The 1935 National Labor Relations Act (NLRA), commonly referred to as the Wagner Act, exempted small businesses from union organization, but the definition of small business has not been updated since 1959. The exemption ends when a small, non-retail business grosses $50,000 in a single year; for retail operations, the figure is $500,000 a year.
However, the Employee Free Choice Act (EFCA) now before Congress contains no exemption, nor any updating of the NLRA exemption. Thus…
Using census data, the Heritage Foundation (admittedly a pro-business, pro-capitalist outfit) estimates that 4,180,000 U.S. small businesses employing 38,934,000 Americans could end up being unionized.
The Foundation poses this scenario: Say you own an automobile repair shop employing five people. A union guy comes by at the close of work one day and corrals three of them into a local pub, where they all sign cards authorizing a union. Now, using a typical tactic, the union rep might call these cards “requests for information” or some such, but anyway, the shop is thereby unionized.

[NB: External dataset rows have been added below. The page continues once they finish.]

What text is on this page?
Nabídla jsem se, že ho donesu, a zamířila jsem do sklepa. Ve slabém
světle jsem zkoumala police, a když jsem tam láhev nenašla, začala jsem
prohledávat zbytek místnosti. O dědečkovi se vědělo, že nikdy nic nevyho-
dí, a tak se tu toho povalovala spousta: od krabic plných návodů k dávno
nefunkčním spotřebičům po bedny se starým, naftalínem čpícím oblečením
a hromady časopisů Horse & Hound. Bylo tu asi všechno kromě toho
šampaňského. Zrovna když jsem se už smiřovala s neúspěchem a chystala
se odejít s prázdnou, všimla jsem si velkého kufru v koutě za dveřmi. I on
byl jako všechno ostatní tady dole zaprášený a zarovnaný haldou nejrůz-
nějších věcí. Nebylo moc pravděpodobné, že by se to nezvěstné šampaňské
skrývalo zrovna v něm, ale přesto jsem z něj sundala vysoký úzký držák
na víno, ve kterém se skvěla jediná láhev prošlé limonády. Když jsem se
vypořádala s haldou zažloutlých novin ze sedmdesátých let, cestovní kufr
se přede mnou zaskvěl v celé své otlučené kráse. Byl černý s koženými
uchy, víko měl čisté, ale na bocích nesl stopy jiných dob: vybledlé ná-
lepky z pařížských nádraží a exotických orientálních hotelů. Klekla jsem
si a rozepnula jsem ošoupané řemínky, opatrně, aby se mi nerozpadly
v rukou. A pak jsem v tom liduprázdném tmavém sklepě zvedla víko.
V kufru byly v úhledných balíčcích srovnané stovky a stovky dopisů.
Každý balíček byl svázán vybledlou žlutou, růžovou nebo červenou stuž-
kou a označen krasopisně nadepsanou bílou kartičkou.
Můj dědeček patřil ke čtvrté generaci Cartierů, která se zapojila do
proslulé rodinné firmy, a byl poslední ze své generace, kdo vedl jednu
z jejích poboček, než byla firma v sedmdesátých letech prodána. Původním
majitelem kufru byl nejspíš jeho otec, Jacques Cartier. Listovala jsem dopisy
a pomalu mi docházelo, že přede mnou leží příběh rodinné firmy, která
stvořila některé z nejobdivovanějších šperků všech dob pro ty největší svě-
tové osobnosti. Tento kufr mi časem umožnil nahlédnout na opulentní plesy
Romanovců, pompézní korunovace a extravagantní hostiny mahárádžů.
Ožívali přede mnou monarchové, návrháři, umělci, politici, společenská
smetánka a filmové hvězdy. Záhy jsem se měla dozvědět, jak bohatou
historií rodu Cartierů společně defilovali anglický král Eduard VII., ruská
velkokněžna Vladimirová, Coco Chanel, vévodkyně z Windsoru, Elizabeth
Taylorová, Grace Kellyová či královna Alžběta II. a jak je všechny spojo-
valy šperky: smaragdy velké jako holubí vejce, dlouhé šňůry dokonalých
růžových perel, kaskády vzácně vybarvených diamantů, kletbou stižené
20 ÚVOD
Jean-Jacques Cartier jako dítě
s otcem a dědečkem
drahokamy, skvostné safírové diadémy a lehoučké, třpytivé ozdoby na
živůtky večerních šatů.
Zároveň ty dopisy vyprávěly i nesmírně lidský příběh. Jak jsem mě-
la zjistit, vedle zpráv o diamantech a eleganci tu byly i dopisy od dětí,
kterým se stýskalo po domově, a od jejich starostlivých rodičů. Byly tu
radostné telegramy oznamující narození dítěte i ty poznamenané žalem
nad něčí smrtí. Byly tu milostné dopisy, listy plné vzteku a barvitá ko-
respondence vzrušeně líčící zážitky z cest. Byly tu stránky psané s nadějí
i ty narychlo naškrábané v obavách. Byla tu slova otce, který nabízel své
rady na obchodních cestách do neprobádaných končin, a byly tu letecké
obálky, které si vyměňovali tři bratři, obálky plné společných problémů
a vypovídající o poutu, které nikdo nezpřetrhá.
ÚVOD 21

You, the owner, now have 10 days to begin negotiating with union guy, who now represents all your employees. He makes deliberately ridiculous demands for wages, benefits and working conditions, demands to which you could never accede and stay in business, so you refuse. In 90 days, rep guy calls in a federal mediator, but his demands stay the same. After 30 days, the mediator calls in an arbitrator, who then dictates a two-year contract that splits the difference between what you proposed and what union blackmailer wanted.
Result: Your costs go up by 50 percent, and you go out of business. You go back home and start working out of your garage, making as much or more than you did owning a business. Meanwhile, five people are out of work, but union guy has moved down the street to organize other small businesses.